In this talk I will give a high-level overview of recent research in this area. Then I will focus on the problem of learning linear subspace structure from multiple data sources of varying quality. This is common in problems like sensor networks or medical imaging, where different measurements of the same phenomenon are taken with different quality sensing (eg high or low radiation). In this context, learning the low-rank structure via PCA suffers from treating all data samples as if they are equally informative. I will discuss our theoretical results on weighted PCA. I will then present new algorithms for the non-convex probabilistic PCA formulation of this problem and a novel SDP relaxation.
Bio:
Laura Balzano is an associate professor of Electrical Engineering and Computer Science, and of Statistics by courtesy, at the University of Michigan. She is recipient of the NSF Career Award, ARO Young Investigator Award, AFOSR Young Investigator Award, and faculty fellowships from Intel and 3M. She received the Vulcans Education Excellence Award at the University of Michigan.

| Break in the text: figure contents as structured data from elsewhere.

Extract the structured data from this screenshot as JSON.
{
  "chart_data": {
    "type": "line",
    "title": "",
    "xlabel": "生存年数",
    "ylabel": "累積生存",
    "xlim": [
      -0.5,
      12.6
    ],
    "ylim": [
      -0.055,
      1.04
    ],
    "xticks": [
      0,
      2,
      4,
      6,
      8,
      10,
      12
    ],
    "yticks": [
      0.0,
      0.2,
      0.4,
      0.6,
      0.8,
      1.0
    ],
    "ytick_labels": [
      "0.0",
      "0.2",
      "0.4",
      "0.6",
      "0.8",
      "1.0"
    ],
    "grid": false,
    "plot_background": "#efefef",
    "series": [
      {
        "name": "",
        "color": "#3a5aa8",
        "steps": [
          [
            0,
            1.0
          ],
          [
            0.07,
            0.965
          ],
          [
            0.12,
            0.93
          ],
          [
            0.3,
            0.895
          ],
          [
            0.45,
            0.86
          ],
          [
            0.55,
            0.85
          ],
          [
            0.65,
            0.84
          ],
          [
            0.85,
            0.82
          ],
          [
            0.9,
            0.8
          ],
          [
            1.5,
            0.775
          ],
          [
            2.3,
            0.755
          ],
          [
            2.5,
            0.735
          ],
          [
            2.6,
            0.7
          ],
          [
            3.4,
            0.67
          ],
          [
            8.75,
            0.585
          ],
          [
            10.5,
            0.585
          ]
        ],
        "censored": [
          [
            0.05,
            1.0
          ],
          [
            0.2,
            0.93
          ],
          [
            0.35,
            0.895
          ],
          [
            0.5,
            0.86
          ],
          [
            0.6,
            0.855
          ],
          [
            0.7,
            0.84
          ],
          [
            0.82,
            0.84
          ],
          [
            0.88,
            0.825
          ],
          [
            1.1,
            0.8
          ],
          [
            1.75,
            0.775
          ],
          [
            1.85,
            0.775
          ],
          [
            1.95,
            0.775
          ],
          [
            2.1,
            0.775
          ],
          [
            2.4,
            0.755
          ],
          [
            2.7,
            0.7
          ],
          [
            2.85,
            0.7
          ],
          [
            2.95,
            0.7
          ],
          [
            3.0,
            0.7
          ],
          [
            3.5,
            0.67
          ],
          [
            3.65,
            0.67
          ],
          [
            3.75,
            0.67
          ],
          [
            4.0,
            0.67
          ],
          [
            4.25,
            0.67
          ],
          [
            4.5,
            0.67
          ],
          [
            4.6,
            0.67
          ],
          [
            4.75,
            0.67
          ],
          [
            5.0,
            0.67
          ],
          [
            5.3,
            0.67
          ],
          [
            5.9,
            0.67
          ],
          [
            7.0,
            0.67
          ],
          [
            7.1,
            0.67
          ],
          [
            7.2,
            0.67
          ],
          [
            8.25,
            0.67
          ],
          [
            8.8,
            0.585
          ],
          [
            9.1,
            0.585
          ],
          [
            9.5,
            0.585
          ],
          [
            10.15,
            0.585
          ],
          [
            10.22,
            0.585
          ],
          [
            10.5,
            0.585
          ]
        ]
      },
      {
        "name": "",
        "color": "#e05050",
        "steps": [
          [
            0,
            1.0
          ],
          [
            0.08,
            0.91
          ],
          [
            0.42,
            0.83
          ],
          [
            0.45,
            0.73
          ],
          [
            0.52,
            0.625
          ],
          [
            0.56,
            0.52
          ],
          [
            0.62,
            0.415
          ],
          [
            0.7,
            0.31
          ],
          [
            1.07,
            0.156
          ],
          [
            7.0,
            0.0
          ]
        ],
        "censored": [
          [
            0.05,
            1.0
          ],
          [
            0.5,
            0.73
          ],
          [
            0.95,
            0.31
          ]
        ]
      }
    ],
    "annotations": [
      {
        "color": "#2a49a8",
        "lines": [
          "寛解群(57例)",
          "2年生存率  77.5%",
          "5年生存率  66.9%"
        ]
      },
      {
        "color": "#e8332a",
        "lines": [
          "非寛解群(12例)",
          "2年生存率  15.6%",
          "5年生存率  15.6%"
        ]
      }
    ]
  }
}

Her main research focus is on modeling with big, messy data — highly incomplete or corrupted data, uncalibrated data, and heterogeneous data — and its applications in a wide range of scientific problems. Her expertise is in statistical signal processing, matrix factorization, and optimization. Laura received a BS from Rice University, MS from the UCLA, and PhD from the University of Wisconsin in Electrical and Computer Engineering.